Jim Murple Memorial se veut, et est, un orchestre populaire de musiciens
aguerris et passionnés qui veulent donner du bonheur aux
gens qui viennent les voir et danser sur leur musique festive issue
du rythm'n blues jamaïcain.
Nous avons tendu le micro à Romain
et Antoine, la guitare au bout des doigts,
pour une trop rapide interview mais une vraie rencontre chaleureuse.

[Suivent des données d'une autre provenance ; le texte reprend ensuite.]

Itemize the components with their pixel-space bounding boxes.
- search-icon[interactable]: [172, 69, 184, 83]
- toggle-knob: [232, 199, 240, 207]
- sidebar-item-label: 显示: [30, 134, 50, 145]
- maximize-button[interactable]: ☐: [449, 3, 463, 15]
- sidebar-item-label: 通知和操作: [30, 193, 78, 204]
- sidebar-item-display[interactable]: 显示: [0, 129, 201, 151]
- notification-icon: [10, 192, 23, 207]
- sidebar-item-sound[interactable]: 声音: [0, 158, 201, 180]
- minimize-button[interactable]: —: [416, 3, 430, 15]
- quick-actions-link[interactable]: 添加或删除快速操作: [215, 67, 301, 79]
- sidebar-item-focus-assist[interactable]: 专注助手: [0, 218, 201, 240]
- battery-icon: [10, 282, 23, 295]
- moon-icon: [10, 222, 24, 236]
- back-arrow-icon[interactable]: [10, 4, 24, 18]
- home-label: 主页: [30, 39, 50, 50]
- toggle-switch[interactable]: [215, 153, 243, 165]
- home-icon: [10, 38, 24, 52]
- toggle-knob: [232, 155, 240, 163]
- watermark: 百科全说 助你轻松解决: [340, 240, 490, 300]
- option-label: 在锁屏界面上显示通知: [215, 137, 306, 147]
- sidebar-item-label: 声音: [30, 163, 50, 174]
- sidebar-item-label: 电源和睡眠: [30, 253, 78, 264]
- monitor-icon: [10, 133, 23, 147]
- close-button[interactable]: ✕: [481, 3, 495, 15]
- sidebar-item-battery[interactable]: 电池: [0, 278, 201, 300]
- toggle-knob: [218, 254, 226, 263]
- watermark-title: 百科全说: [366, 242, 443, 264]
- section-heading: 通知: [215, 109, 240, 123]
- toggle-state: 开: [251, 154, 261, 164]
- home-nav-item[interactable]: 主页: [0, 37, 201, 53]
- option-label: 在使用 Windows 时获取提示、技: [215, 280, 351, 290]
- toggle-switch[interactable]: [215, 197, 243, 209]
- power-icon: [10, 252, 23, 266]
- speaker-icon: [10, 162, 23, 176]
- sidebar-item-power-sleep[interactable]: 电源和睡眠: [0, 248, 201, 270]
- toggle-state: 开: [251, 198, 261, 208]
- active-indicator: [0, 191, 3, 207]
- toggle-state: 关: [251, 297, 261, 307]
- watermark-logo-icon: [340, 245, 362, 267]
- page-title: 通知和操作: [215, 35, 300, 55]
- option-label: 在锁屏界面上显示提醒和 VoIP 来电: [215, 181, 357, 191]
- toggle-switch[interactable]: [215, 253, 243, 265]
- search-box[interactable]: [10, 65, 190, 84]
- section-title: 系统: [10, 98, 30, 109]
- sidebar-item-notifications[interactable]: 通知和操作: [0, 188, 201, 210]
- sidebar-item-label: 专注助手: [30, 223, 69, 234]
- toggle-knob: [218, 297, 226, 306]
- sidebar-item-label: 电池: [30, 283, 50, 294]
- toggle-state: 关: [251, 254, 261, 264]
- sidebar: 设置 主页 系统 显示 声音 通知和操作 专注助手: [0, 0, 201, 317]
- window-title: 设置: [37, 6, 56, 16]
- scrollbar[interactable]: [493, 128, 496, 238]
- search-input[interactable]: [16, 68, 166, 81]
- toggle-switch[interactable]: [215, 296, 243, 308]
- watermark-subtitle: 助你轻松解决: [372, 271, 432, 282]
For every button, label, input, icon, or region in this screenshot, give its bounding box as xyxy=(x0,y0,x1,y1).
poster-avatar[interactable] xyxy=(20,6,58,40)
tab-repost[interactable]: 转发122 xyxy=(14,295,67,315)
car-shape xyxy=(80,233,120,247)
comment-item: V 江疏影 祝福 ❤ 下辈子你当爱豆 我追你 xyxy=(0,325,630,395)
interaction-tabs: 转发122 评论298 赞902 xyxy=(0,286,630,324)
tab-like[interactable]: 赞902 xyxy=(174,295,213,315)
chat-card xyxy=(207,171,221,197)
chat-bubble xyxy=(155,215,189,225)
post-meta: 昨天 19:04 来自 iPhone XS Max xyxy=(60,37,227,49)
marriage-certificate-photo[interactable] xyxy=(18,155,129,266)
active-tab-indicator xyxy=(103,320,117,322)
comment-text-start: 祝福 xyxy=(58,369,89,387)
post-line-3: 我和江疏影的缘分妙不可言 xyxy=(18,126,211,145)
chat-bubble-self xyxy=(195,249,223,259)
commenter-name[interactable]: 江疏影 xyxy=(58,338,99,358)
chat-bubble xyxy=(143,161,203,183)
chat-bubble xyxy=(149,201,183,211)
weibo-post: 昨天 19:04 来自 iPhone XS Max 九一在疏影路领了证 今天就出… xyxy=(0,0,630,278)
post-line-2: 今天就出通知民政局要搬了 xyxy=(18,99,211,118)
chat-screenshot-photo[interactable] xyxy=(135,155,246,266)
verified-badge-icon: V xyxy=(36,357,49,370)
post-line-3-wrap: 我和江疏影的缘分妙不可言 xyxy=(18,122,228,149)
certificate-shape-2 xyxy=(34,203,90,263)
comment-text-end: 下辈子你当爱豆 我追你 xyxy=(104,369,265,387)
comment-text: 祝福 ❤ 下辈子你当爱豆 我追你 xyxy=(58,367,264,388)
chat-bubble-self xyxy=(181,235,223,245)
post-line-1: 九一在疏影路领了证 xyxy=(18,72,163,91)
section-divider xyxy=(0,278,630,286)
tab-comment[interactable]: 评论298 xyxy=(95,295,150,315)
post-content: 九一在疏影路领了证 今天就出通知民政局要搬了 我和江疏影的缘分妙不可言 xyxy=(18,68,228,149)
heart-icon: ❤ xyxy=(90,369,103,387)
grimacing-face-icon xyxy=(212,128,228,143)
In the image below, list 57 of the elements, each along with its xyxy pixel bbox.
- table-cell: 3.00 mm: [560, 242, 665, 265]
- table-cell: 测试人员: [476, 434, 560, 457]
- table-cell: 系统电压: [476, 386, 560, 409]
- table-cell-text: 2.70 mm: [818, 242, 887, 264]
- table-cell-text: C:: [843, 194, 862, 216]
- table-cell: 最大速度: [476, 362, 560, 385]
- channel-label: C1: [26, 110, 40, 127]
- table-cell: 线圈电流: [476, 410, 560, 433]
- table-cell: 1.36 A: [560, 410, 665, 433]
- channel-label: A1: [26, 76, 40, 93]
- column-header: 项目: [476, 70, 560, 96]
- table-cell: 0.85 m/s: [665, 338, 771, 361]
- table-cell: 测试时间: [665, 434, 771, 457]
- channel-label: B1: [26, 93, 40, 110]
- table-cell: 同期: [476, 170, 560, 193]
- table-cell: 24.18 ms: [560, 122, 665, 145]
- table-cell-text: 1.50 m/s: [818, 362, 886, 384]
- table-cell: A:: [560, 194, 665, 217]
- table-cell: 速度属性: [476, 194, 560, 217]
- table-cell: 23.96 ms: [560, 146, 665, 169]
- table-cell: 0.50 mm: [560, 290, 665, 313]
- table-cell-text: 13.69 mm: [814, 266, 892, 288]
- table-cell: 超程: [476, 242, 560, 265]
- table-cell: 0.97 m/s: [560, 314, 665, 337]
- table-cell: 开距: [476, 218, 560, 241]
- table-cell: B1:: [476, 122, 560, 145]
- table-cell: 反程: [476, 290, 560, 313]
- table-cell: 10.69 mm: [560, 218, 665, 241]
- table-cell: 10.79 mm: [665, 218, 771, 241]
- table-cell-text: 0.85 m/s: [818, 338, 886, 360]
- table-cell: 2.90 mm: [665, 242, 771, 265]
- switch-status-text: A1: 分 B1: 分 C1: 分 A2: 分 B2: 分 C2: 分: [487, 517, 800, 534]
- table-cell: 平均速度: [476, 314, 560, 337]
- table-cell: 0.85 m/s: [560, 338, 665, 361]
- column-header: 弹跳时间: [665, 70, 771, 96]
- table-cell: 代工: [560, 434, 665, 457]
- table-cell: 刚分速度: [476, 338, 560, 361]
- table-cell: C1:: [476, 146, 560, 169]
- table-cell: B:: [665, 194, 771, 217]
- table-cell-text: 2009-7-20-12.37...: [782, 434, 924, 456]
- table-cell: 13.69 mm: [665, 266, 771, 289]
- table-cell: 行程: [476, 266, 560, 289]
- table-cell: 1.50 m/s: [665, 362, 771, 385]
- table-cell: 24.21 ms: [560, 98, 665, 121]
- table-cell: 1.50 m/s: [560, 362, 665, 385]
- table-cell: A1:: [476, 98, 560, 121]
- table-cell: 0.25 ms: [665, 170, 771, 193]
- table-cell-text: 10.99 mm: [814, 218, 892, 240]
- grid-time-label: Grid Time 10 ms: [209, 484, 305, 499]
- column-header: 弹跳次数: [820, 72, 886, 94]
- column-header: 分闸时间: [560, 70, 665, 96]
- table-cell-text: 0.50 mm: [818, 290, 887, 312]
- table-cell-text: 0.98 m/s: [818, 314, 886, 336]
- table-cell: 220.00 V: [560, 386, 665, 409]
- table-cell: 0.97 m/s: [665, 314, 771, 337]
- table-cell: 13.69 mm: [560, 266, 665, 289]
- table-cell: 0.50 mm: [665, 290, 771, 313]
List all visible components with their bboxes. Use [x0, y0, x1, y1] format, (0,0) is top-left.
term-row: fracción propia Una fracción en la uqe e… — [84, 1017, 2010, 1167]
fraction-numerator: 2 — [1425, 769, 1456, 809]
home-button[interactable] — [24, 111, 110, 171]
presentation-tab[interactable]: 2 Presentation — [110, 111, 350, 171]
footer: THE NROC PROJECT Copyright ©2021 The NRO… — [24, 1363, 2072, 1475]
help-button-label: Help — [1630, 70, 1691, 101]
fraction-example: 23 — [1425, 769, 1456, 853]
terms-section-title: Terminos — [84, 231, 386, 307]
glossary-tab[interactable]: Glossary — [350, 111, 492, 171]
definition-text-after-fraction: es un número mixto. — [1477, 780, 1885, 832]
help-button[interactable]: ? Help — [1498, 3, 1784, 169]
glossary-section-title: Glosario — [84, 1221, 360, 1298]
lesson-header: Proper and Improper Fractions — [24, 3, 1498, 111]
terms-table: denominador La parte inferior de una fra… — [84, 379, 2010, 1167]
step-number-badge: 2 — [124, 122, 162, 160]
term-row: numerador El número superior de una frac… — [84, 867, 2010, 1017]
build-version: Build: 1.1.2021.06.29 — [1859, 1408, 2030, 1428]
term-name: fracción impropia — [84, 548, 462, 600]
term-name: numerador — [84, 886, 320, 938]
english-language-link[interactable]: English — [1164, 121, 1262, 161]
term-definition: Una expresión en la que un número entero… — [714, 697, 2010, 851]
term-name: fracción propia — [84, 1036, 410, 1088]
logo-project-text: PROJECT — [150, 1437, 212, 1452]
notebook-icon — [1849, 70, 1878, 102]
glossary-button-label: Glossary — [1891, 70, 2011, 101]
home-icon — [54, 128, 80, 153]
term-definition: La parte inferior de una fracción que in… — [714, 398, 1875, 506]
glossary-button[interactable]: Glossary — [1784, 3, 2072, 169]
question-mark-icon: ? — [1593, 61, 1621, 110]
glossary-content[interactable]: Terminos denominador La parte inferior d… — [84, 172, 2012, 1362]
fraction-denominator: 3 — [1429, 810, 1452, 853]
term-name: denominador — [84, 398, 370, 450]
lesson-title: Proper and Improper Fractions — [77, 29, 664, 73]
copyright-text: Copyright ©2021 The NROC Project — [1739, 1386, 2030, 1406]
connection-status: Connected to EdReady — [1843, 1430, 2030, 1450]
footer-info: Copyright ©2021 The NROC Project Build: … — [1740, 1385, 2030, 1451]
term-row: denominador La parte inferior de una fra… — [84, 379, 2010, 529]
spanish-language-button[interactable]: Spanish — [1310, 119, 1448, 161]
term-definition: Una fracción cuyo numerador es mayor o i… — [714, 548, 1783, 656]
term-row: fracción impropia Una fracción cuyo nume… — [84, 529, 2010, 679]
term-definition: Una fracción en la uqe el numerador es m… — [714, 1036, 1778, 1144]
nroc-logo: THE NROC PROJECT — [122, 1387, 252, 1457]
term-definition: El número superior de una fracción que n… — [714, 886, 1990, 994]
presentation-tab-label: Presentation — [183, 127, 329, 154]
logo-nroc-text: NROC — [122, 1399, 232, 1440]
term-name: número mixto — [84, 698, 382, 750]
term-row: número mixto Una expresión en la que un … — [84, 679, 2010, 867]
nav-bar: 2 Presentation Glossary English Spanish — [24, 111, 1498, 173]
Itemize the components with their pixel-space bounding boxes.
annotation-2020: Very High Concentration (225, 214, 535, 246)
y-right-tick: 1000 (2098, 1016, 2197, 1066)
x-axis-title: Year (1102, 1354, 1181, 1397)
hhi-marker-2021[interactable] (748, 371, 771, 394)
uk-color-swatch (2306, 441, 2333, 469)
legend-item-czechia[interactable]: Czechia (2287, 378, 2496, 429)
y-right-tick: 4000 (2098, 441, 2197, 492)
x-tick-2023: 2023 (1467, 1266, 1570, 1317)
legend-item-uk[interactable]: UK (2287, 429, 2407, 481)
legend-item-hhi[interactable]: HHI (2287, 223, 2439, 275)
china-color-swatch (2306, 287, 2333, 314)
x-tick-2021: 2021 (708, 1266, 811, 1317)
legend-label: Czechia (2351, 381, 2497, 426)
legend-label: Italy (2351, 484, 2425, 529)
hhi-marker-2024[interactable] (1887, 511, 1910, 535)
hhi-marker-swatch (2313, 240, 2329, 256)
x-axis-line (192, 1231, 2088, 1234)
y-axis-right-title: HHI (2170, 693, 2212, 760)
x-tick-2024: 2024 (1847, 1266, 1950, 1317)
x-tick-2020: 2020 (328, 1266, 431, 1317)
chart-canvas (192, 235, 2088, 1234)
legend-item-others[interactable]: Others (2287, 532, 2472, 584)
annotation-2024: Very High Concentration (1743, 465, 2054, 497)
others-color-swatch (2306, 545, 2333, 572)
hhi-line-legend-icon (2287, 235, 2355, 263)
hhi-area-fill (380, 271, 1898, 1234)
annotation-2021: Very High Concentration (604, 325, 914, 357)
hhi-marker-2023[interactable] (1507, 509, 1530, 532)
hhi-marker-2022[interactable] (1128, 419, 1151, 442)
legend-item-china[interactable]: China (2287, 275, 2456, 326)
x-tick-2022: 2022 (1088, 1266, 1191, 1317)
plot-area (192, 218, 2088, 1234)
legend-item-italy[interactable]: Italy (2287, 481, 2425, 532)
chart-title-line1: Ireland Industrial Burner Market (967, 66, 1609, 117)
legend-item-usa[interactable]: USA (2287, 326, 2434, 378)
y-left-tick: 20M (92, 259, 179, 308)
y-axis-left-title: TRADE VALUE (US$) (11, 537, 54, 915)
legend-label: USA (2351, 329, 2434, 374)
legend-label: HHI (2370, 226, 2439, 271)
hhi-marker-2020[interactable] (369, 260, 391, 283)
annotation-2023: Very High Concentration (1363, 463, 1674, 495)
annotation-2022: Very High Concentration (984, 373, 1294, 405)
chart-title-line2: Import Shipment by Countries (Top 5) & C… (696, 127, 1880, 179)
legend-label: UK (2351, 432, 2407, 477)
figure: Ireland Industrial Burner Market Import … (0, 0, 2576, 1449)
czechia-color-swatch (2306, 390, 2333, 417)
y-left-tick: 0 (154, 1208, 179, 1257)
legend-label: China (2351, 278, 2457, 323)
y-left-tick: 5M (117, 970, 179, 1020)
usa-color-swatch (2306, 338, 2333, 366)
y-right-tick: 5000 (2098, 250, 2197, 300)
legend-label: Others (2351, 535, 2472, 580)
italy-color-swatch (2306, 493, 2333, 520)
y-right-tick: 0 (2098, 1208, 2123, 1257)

Le groupe existe depuis plusieurs années
et vous bénéficiez d’un bon accueil tant du
public que de la presse. Tous les articles vous concernant sont
toujours élogieux. Donc en liminaire pouvez-vous nous rappeler
un peu les circonstances dans lesquelles Jim Murple Memorial s’est
constitué et avec le recul comment analysez-vous sa longévité
et son succès ?
Romain : Le groupe a été formé
en 1995 autour d’un batteur qui ne fait plus partie du groupe
et qui, malgré tous ses défauts, avait une qualité
il connaissait toute la musique jamaïcaine et la vieille musique
de la Jamaïque avant le reggae. La Jamaïque avait de nombreux
musiciens qui jouaient la musique traditionnelle de leur pays et
qui, en écoutant la radio américaine, le jazz, le
rythm’n blues, ont crée leur musique contemporaine
en intégrant dans leur musique traditionnelle, mento, calypso
et compagnie, des instrumentations plus modernes comme la guitare
électrique et la batterie notamment qui a introduit des standards
rockn’roll. Au départ, c’étaient des skinheads.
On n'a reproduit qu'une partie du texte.